## Distance of random points within hollow square laminae

### Problem 547

Assuming that two points are chosen randomly (with **uniform distribution**) within a rectangle, it is possible to determine the **expected value** of the distance between these two points.

For example, the expected distance between two random points in a unit square is about 0.521405, while the expected distance between two random points in a rectangle with side lengths 2 and 3 is about 1.317067.

Now we define a *hollow square lamina* of size `n` to be an integer sized square with side length `n` ≥ 3 consisting of `n`^{2} unit squares from which a rectangle consisting of `x` × `y` unit squares (1 ≤ `x`,`y` ≤ `n` - 2) within the original square has been removed.

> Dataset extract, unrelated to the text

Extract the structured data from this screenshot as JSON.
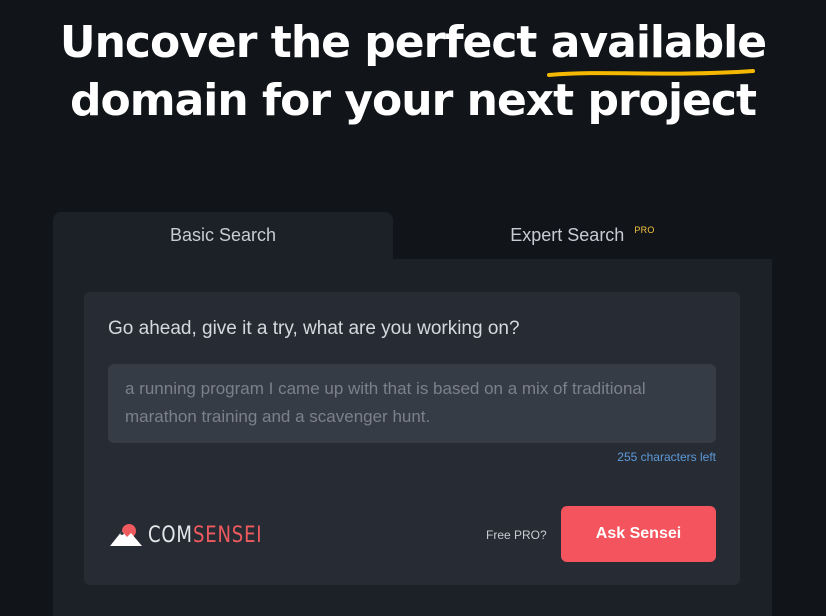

For `n` = 3 there exists only one hollow square lamina:

For `n` = 4 you can find 9 distinct hollow square laminae, allowing shapes to reappear in rotated or mirrored form:

Let S(`n`) be the sum of the expected distance between two points chosen randomly within each of the possible hollow square laminae of size `n`. The two points have to lie within the area left after removing the inner rectangle, i.e. the gray-colored areas in the illustrations above.

For example, S(3) = 1.6514 and S(4) = 19.6564, rounded to four digits after the decimal point.

Find S(40) rounded to four digits after the decimal point.